À l’approche de l’Aïd al-Adha, la Côte d’Ivoire active une stratégie audacieuse pour sécuriser l’approvisionnement en moutons : miser sur la production nationale. Le Conseil national de lutte contre la vie chère (CNLVC), placé sous l’autorité du ministère du Commerce, mise sur l’élevage local pour absorber la demande explosive lors de la Tabaski, période où des milliers de têtes sont vendues en quelques jours seulement.
Une filière ovine ivoirienne encore en construction
Traditionnellement, la Côte d’Ivoire s’approvisionne auprès des pays du Sahel, notamment le Mali, le Burkina Faso et le Niger, pour répondre à ses besoins en petits ruminants. Cette dépendance expose le marché ivoirien à des hausses brutales de prix lors des pics saisonniers, lorsque les éleveurs sahéliens privilégient les marchés plus rémunérateurs. En stimulant l’élevage local, le CNLVC cherche à réduire cette vulnérabilité et à stabiliser les cours dans les zones urbaines, en tête desquelles figure Abidjan.
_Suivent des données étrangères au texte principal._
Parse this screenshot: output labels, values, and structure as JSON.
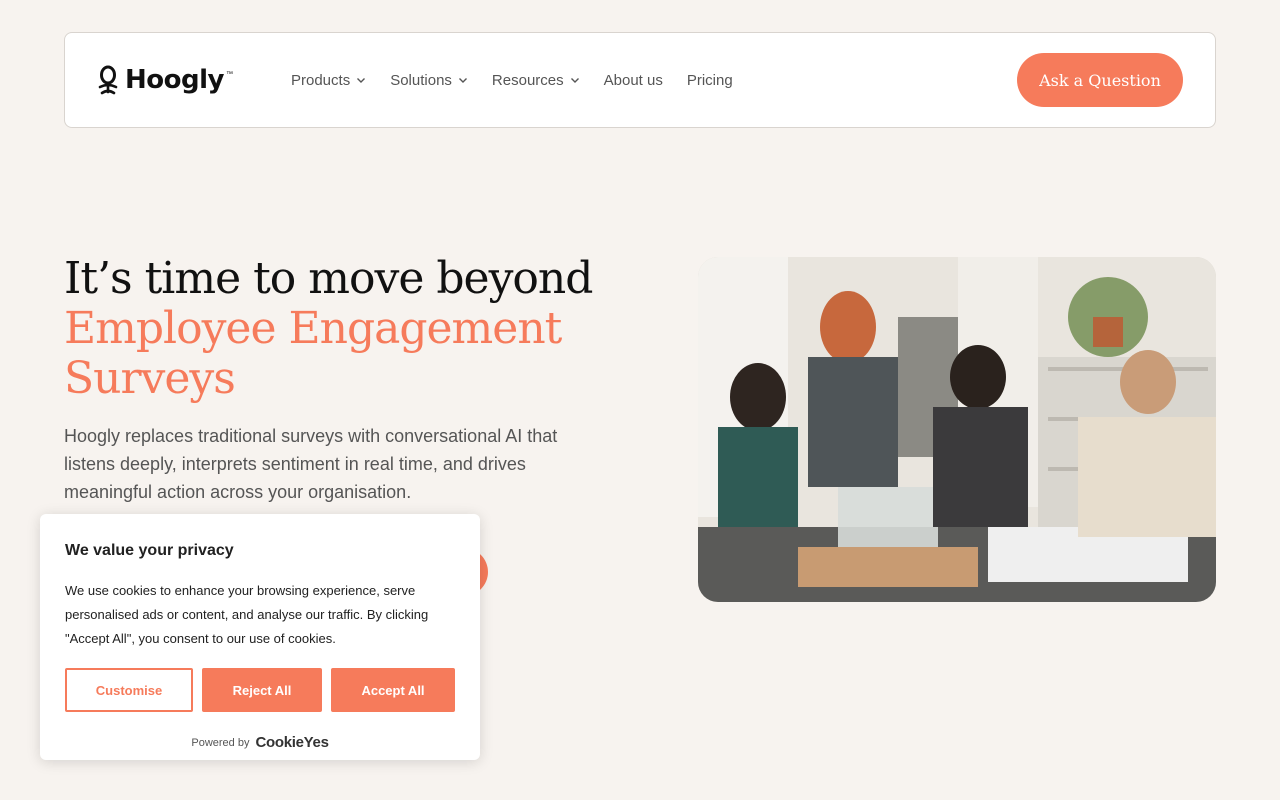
{
  "colors": {
    "accent": "#f67b5b",
    "background": "#f7f3ef",
    "text_dark": "#111111",
    "text_muted": "#555555"
  },
  "header": {
    "logo": {
      "text": "Hoogly",
      "tm": "™",
      "icon": "hoogly-logo-icon"
    },
    "nav": [
      {
        "label": "Products",
        "dropdown": true
      },
      {
        "label": "Solutions",
        "dropdown": true
      },
      {
        "label": "Resources",
        "dropdown": true
      },
      {
        "label": "About us",
        "dropdown": false
      },
      {
        "label": "Pricing",
        "dropdown": false
      }
    ],
    "cta_label": "Ask a Question"
  },
  "hero": {
    "title_line1": "It’s time to move beyond",
    "title_accent_line1": "Employee Engagement",
    "title_accent_line2": "Surveys",
    "description": "Hoogly replaces traditional surveys with conversational AI that listens deeply, interprets sentiment in real time, and drives meaningful action across your organisation."
  },
  "cookie_banner": {
    "title": "We value your privacy",
    "text": "We use cookies to enhance your browsing experience, serve personalised ads or content, and analyse our traffic. By clicking \"Accept All\", you consent to our use of cookies.",
    "customise_label": "Customise",
    "reject_label": "Reject All",
    "accept_label": "Accept All",
    "powered_by_label": "Powered by",
    "powered_by_brand": "CookieYes"
  }
}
La démarche repose sur l’implication des éleveurs ivoiriens et une meilleure articulation entre tous les maillons de la chaîne, de la production à la vente. Grâce à un système de veille renforcé, combinant analyse des marchés et échanges avec les professionnels, les autorités anticipent les risques de tension. Cependant, la filière ovine locale, encore en développement, peine à combler un besoin estimé à plusieurs centaines de milliers de têtes pour la seule Tabaski, limitant ainsi l’impact immédiat de cette initiative.
La Tabaski, un test pour le pouvoir d’achat des Ivoiriens
La question du pouvoir d’achat constitue un enjeu politique majeur pour les autorités ivoiriennes. Depuis sa création, le CNLVC multiplie les actions ciblées sur les produits essentiels, des denrées alimentaires aux biens de première nécessité. La Tabaski, avec son poids commercial et son importance symbolique pour les communautés musulmanes, devient un véritable banc d’essai pour évaluer l’efficacité de ces mesures.
Pour l’État, l’enjeu dépasse la simple régulation des prix. Il s’agit aussi de soutenir une filière créatrice d’emplois en milieu rural, dans un pays où la croissance démographique stimule une demande constante en protéines animales. Le développement de l’élevage local s’inscrit dans la continuité du Programme national de développement de l’élevage, dont l’objectif est de réduire la facture des importations de viande et de produits laitiers depuis plusieurs années.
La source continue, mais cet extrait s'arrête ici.